#BookReview by Lou – The Ruins by Mat Osman @matosman #TheRuins #Fiction #Music

The Ruins
By Mat Osman

Rating: 4.5 out of 5.

The Ruins embodies music, murder and attitude! It’s one for the music lovers with all the music references and the darker side to this business and for those who like murder mysteries and intrigue. I bought The Ruins after Mat Osman started to follow me on Twitter, to which I followed him back, also would be a bit churlish not to as I review his brother’s books. He is the younger brother of Richard Osman and is best known as the bassist in the rock band – Suede and for appearing on popular tv programmes, such as 8 out of 10 Cats. 
Follow down to discover the blurb and my review.

The Ruins


An extraordinary novel about the ubiquitous mysteries of family, memory and music.

London, 2010: Icelandic volcanoes have the city in gridlock, banks topple like dominoes and Brandon Kussgarten has been shot dead by gunmen in Donald Duck masks.
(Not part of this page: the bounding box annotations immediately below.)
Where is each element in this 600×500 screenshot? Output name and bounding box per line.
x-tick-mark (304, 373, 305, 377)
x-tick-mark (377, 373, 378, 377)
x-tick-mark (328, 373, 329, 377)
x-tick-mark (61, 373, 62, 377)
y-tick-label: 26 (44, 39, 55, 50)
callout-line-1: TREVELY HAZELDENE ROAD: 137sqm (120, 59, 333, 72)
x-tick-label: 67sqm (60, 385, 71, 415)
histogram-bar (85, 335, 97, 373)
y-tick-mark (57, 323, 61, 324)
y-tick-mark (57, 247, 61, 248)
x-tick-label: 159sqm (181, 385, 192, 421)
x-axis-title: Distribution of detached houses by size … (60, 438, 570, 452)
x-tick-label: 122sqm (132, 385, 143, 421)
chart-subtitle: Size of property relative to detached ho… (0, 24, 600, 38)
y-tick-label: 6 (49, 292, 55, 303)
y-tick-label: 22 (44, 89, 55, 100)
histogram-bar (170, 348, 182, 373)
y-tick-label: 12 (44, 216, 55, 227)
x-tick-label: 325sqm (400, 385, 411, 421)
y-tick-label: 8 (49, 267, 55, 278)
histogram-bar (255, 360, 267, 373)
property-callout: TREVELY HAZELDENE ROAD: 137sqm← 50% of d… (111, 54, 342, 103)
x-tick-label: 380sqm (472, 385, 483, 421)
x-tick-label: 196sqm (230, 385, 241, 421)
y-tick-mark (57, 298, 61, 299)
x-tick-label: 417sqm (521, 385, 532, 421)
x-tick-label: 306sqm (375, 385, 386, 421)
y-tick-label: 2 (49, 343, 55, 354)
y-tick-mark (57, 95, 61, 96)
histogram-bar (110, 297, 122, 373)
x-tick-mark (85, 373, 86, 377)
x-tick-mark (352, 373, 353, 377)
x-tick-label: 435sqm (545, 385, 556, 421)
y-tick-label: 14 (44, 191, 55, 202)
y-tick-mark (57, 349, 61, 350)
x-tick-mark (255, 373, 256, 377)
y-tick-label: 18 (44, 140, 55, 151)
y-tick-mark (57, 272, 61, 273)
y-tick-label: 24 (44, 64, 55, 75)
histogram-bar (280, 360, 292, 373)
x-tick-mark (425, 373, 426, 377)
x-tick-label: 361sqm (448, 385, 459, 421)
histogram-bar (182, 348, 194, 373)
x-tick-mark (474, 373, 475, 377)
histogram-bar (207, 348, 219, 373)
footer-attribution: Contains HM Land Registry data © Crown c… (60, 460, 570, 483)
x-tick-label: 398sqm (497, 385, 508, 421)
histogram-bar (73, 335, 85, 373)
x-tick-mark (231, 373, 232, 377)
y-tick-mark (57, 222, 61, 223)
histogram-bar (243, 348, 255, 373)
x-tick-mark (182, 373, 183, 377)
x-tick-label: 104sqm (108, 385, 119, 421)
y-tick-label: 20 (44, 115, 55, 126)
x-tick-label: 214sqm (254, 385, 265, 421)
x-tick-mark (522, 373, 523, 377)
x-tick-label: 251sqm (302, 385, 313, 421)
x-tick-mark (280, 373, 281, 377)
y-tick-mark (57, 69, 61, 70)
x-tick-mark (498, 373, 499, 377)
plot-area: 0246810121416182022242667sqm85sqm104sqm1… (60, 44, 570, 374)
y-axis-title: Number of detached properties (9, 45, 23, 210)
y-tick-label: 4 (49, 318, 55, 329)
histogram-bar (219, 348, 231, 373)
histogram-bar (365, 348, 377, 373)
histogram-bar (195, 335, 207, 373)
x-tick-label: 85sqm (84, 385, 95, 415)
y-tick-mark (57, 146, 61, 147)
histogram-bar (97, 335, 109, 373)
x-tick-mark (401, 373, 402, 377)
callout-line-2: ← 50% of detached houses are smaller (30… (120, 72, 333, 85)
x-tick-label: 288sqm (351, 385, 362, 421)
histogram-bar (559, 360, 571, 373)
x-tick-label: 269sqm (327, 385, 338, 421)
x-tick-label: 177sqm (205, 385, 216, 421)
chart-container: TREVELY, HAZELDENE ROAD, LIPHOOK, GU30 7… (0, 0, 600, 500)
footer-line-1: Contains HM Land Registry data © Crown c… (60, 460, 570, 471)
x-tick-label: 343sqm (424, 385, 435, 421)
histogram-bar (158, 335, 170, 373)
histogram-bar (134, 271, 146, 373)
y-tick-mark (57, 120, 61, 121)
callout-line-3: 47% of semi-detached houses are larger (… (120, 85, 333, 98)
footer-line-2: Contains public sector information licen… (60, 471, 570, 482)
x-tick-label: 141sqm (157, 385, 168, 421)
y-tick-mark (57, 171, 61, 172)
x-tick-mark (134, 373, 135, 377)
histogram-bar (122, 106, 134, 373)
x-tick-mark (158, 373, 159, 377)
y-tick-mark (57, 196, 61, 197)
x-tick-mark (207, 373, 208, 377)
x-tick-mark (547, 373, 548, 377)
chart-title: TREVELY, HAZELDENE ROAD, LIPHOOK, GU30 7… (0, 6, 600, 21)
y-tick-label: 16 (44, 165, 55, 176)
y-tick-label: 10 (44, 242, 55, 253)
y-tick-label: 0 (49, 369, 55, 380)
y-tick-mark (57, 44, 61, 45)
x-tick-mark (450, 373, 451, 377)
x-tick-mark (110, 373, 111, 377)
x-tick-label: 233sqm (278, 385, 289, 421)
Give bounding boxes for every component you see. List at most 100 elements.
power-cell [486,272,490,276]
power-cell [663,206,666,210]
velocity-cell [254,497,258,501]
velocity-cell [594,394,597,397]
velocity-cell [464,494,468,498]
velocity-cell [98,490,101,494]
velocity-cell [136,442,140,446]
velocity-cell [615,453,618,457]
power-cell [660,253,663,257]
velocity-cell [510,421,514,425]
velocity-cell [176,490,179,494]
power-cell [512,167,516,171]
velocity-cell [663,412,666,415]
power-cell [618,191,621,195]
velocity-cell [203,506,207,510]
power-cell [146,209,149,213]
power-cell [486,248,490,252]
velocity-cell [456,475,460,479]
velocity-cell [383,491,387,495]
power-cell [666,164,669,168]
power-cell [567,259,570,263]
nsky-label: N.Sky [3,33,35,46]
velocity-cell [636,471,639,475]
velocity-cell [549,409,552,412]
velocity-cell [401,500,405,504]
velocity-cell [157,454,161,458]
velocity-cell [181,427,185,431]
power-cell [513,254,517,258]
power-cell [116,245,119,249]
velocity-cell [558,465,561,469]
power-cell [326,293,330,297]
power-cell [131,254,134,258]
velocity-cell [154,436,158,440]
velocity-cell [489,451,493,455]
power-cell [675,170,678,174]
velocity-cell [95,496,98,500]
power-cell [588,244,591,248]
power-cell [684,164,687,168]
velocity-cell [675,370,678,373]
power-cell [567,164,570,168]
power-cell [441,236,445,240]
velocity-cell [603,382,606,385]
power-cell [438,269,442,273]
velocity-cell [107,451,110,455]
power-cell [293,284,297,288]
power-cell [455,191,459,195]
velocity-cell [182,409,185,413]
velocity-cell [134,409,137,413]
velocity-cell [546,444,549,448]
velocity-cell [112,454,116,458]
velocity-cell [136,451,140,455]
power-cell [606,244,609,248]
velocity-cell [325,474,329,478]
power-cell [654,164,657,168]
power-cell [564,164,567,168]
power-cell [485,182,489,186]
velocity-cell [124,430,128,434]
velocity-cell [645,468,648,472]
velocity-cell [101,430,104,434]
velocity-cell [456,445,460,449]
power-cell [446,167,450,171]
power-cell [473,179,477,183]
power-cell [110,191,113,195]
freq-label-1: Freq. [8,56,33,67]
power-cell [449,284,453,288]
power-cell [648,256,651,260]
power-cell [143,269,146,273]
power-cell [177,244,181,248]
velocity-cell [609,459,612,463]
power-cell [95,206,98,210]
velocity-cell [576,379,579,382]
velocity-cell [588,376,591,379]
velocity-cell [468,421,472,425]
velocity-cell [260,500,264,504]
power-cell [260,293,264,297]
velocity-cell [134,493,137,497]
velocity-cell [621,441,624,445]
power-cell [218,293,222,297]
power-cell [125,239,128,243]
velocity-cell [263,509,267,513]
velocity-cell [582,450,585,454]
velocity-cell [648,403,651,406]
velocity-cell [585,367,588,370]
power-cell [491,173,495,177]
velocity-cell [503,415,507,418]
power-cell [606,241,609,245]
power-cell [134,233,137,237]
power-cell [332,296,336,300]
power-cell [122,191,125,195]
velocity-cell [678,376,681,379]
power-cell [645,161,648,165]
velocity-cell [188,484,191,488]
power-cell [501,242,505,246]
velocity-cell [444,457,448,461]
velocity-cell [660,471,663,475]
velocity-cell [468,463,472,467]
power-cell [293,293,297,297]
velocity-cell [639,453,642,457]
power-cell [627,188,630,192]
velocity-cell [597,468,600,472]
His death draws his twin brother — shy, bookish Adam — into Brandon’s underworld of deceit and desire.

A miniature kingdom sprouts in a Notting Hill tower-block, LA mansions burn in week-long parties, and in a Baroque hotel suite a record is being made that could redeem its maker even as it destroys him. As Adam begins to fall for his brother’s shattered family he finds that to win them for himself he’ll have to lose everything that he holds dear.

With echoes of Performance, The Talented Mr Ripley and Mulholland Drive, The Ruins delves into the dark heart of fame: magic, music and murder.


This is interesting from the first page. The narrator is certainly very original and strategises creating an earthquake and contemplates how catastrophic to make it. It creates a powerful and poignant opening for what’s to come.
Readers will be introduced to Nottinghill and Umbrage as well as the tangible and metaphorical within the way life goes. There’s a carousel, which is very tangible and yet also demonstrates how life spins round and there are ups and downs and the whole world of music and Umbrage all becomes intriguing. It certainly seems to cover everything and Mat Osman has used his music credentials and ability to write to create this fascinating book, where family, love, murder, music, fame and the trappings of it are all bound together.

Brandon dies and Adam is told as bluntly as blunt can be and then it is discovered there are secrets and delves deeply and excitedly into the music industry. The book gets into the mystery from there of what happened to Brandon. The recounting of what happened is filled with action and intrigue. This is dark, sinister and  gritty as it shows Brandon was far from leading a clean cut life, having been in trouble with the law. 

Mat Osman delves into the darker side of the human psyche and even as far as the theme of what it would be like to pretend to be your sibling to find out more about your brother’s life and who he knew. It shows life isn’t always glamourous in the music business. It’s a bit like stepping into the backstage or inside a musician’s head to see what they privately; really think about a gig and about London and then slip into the party. It’s like the doors are flung wide open and a spotlight shining on the whole music scene and grittier than ever before to show just how dark it can get all in one story. It’s all the things that everyone knows a bit about it from news headlines, but written in fiction and still just as hardhitting and shows even more than what people read about, and yet there is also a bit dreamy in feel at times too.

Readers delve into characters lives where there is plenty of  attitude and ego to the point of narcisistic tendencies. Within this is also the question of identity, how people see themselves, what seering ambition can do to people and affect how people see them, how in fame, people can see you differently to how you really are and living with this, almost dual identity.

It certainly covers a great deal and will leave readers satisfied by the end, with all the tension of emotion that ripples through the book, heightening to a crescendo.